The carrom ball is a style of spin bowling delivery used in cricket. The ball is released by flicking it between the thumb and a bent middle finger in order to impart spin. Though the delivery is known to date from at least the 1940s, it was re-introduced into mainstream international cricket in the late 2000s by Ajantha Mendis and is also regularly used by Ravichandran Ashwin.
The first bowler known to have used this style of delivery was the Australian Jack Iverson from Victoria, who used it throughout his Test career in the period after the Second World War, although he did not use the name "carrom ball". Fellow countryman John Gleeson used a similar grip a decade later, but by the 1970s the method was almost forgotten; however, it has since re-entered cricketing consciousness because of its use by Ajantha Mendis of Sri Lanka during 2007-2008, with the new name of carrom ball.

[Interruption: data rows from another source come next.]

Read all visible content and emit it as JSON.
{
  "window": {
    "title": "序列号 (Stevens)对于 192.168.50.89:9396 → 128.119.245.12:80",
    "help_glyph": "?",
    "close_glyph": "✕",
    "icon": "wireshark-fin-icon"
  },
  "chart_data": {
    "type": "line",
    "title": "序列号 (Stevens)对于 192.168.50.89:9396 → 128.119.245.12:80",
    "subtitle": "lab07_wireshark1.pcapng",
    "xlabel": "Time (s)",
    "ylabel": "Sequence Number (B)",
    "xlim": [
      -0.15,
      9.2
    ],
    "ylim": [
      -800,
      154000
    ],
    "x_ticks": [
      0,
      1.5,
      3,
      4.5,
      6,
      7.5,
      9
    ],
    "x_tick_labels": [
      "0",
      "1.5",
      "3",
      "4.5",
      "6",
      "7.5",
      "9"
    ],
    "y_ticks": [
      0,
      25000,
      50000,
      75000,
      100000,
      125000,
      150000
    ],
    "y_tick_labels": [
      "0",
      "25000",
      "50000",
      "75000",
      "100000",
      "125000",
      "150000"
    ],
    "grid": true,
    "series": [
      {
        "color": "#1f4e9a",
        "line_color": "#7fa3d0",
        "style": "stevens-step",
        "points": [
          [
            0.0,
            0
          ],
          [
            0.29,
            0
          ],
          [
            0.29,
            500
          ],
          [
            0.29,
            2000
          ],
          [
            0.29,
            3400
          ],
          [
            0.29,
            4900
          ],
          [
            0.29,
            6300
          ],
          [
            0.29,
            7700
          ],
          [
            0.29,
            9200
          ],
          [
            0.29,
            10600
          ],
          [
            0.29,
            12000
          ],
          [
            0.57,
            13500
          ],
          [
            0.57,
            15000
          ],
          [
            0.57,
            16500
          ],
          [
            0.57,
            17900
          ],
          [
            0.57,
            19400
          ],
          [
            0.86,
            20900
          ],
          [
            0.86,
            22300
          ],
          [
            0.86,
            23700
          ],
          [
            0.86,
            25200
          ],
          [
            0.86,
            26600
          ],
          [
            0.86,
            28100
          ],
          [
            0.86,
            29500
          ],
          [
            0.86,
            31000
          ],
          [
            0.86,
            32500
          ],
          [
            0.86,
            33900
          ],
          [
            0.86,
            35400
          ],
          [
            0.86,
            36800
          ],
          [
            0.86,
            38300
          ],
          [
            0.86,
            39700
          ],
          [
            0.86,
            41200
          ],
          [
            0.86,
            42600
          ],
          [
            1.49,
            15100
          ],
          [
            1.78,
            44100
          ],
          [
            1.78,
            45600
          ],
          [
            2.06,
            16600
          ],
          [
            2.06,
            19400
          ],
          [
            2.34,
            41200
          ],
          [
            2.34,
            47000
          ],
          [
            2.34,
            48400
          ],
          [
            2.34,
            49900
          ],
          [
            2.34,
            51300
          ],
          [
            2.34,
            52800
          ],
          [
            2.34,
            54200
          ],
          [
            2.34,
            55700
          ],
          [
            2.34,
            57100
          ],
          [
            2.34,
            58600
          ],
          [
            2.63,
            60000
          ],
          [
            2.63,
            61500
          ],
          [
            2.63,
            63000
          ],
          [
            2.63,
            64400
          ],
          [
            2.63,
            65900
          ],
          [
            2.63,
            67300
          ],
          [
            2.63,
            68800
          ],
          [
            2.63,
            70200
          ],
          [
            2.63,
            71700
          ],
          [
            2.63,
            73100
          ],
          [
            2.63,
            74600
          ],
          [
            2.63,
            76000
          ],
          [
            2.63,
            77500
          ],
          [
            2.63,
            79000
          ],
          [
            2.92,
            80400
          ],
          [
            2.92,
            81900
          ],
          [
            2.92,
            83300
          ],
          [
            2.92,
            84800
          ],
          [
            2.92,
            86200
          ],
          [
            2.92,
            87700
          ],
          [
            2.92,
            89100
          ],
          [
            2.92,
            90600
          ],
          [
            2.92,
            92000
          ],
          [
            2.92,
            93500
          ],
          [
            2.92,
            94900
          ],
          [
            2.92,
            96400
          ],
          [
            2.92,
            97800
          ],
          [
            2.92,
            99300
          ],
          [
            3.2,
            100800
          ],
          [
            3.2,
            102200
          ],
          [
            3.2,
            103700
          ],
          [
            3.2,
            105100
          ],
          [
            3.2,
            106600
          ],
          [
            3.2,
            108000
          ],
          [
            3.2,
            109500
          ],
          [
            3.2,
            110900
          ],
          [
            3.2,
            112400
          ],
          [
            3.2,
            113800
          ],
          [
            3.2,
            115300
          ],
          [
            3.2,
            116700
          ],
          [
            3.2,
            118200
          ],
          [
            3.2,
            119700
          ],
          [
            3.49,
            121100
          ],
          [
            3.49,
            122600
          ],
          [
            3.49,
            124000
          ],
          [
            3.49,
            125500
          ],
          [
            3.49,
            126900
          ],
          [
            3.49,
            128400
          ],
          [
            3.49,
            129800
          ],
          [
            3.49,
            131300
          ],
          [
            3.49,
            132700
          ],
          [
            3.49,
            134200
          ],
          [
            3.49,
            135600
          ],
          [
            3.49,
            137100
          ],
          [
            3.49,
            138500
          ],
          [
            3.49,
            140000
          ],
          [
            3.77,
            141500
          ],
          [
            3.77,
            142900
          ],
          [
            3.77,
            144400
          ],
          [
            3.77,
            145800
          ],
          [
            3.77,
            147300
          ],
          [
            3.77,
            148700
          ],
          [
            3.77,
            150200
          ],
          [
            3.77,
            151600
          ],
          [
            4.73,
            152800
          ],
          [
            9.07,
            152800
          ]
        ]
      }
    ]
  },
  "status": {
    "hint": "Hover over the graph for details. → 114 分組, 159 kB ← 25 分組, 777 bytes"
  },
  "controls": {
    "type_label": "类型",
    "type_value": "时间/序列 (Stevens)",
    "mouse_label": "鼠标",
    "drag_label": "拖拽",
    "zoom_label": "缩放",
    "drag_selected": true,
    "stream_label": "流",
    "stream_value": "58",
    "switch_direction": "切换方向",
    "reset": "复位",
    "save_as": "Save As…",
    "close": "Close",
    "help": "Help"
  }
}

The ball is held between the thumb, forefinger and the middle finger and, instead of a conventional release, the ball is squeezed out and flicked by the fingers like a Carrom player flicking the disc on a Carrom board.
Carrom spin can be considered a third category of spin bowling after leg spin and off spin, as the middle finger and thumb flick or squeeze the ball out of the hand, like a carrom player flicking a striker in the indoor game of carrom.
When the centre finger is gripped towards the leg side, the ball spins from leg to off; when the centre finger is gripped towards the off side, the ball spins from off to leg.
Depending on the degree the ball is gripped towards the leg side, the carrom ball could also travel straight.
The carrom ball can therefore spin to either the off or leg sides or travel straight (as opposed to the popular misconception that it only spins towards the off side).